To be clear, options aren't being handled differently from any other *pre-existing* user-defined type.

utop # type 'a my_type = One of 'a | Two of 'a * 'a;;
type 'a my_type = One of 'a | Two of 'a * 'a
utop # type node = int * tree * tree and tree = node my_type;;
Error: The type abbreviation node is cyclic

Using a real ADT instead of a type abbrevation works. David Allsopp already gave one way you can do it, here is another which preserves the use of the option type:

utop # type node = Node of int * tree * tree and tree = node option;;
type node = Node of int * tree * tree
and tree = node option

Note that here [tree] is still a type abbreviation, but [node] is not, so the cycle is not a problem.

Note also that your original example works fine with the -rectypes flag. But my general opinion is that if you need -rectypes to compile your code, you should write different code :)

On 13 November 2015 at 22:24, Romain Bardou <romain@cryptosense.com> wrote:
On 13/11/2015 14:46, Romain Bardou wrote:
On 13/11/2015 14:37, David Allsopp wrote:
Mr. Herr wrote:
On 13.11.2015 13:49, Christoph Höger wrote:
Dear all,

why is this type cyclic?

type node = int * tree * tree
  and tree = node option

I cannot introduce a manifest for the option type, as there is no
Option module (why is that, btw?) - so I would assume option to be
special enough to be handled like any other algebraic data type.
type 'a option = None | Some 'a

no need for a module, just a simple type. Maybe you confound it with
other
languages.

And cyclic - well, the types are referring to each other.

Summary: what is supposedly wrong with it?

I expect that what is wrong is that you can write:

type node = int * tree * tree
  and tree = Some of node
           | None

I don't know why you can't write [and tree = node option] instead.


David


Interestingly, this definition is accepted:

type tree = (int * 'a * 'a) option as 'a

Here you are helping the type-checker because you give it a "canonical"
representation that it can use when unifying; it no longer has to expand
the type, potentially infinitely.
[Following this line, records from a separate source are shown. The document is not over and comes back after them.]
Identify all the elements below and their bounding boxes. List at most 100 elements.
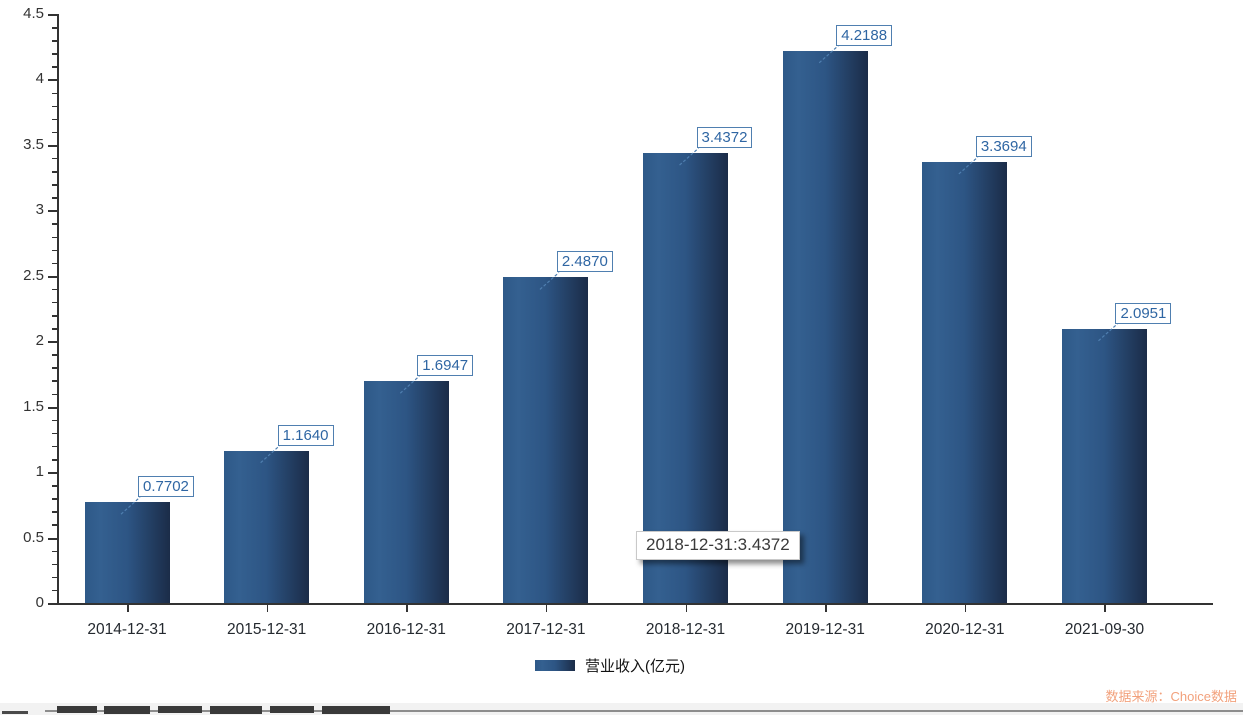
x-axis-tick <box>1104 605 1106 612</box>
bar-2018-12-31[interactable] <box>643 153 729 603</box>
y-minor-tick <box>52 27 57 29</box>
y-minor-tick <box>52 563 57 566</box>
bar-value-label: 1.6947 <box>417 355 474 377</box>
x-axis-tick-label: 2017-12-31 <box>506 621 586 638</box>
y-minor-tick <box>52 184 57 186</box>
x-axis-tick <box>266 605 269 612</box>
x-axis-tick-label: 2019-12-31 <box>785 621 865 638</box>
bar-value-label: 2.0951 <box>1115 302 1172 324</box>
y-axis-tick-label: 1 <box>35 463 44 481</box>
bar-value-label: 2.4870 <box>556 251 613 273</box>
bar-value-label: 4.2188 <box>836 24 893 46</box>
bar-2017-12-31[interactable] <box>503 277 589 603</box>
x-axis-tick <box>406 605 408 612</box>
x-axis-tick <box>545 605 548 612</box>
y-minor-tick <box>52 171 57 173</box>
y-axis-tick-label: 2 <box>35 332 44 350</box>
x-axis-tick <box>964 605 967 612</box>
bar-2014-12-31[interactable] <box>84 502 170 603</box>
bar-value-label: 0.7702 <box>138 476 194 498</box>
x-axis-tick <box>685 605 688 612</box>
divider <box>45 710 1243 712</box>
y-minor-tick <box>52 524 57 526</box>
y-axis <box>57 14 59 605</box>
data-source-note: 数据来源：Choice数据 <box>1105 689 1237 704</box>
y-axis-tick-label: 3.5 <box>23 135 44 153</box>
y-minor-tick <box>52 393 57 396</box>
y-minor-tick <box>52 485 57 487</box>
y-major-tick <box>48 79 57 82</box>
y-minor-tick <box>52 288 57 291</box>
bar-value-label: 3.4372 <box>696 127 753 149</box>
y-minor-tick <box>52 105 57 108</box>
bar-2021-09-30[interactable] <box>1061 328 1147 603</box>
y-minor-tick <box>52 419 57 422</box>
clipped-shape <box>270 706 314 713</box>
clipped-shape <box>57 706 97 713</box>
bar-2019-12-31[interactable] <box>782 50 868 603</box>
y-axis-tick-label: 3 <box>35 201 44 219</box>
clipped-shape <box>104 706 150 714</box>
y-axis-tick-label: 1.5 <box>23 397 44 415</box>
y-minor-tick <box>52 262 57 265</box>
clipped-bottom-content <box>0 703 1243 715</box>
y-major-tick <box>48 406 57 409</box>
y-minor-tick <box>52 66 57 68</box>
y-minor-tick <box>52 118 57 121</box>
clipped-shape <box>2 711 28 714</box>
x-axis-tick-label: 2018-12-31 <box>645 621 726 638</box>
chart-tooltip: 2018-12-31:3.4372 <box>636 531 800 560</box>
y-minor-tick <box>52 92 57 95</box>
clipped-shape <box>158 706 202 713</box>
y-minor-tick <box>52 249 57 252</box>
y-major-tick <box>48 210 57 213</box>
x-axis-tick-label: 2020-12-31 <box>925 621 1005 638</box>
y-minor-tick <box>52 197 57 199</box>
x-axis-tick <box>825 605 827 612</box>
y-major-tick <box>48 537 57 540</box>
y-minor-tick <box>52 328 57 330</box>
y-minor-tick <box>52 301 57 304</box>
y-minor-tick <box>52 445 57 448</box>
x-axis <box>57 603 1213 605</box>
bar-2016-12-31[interactable] <box>363 381 449 603</box>
bar-2015-12-31[interactable] <box>224 450 310 603</box>
legend-swatch-icon <box>535 660 575 671</box>
y-minor-tick <box>52 40 57 42</box>
y-major-tick <box>48 603 57 605</box>
y-axis-tick-label: 2.5 <box>23 266 44 284</box>
y-axis-tick-label: 0 <box>35 594 44 611</box>
y-major-tick <box>48 341 57 344</box>
y-minor-tick <box>52 131 57 134</box>
y-minor-tick <box>52 589 57 592</box>
x-axis-tick-label: 2016-12-31 <box>366 621 446 638</box>
y-minor-tick <box>52 367 57 369</box>
y-major-tick <box>48 144 57 147</box>
y-minor-tick <box>52 53 57 55</box>
y-axis-tick-label: 4 <box>35 70 44 88</box>
bar-2020-12-31[interactable] <box>922 161 1008 603</box>
clipped-shape <box>210 706 262 714</box>
y-axis-tick-label: 0.5 <box>23 528 44 546</box>
legend[interactable]: 营业收入(亿元) <box>535 655 685 676</box>
y-axis-tick-label: 4.5 <box>23 5 44 22</box>
y-minor-tick <box>52 380 57 382</box>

I think the main point is that the
type is isorecursive, but I'm not really an expert on the subject.


My bad, I had actually redefined the option type as a polymorphic variant before:

type 'a option = [ `None | `Some of 'a ]

and I forgot about it when I tested the definition of tree above.

So yeah you can do that with polymorphic variants even though they are kind of type abbreviations.

Thanks to Daniel for pointing this out.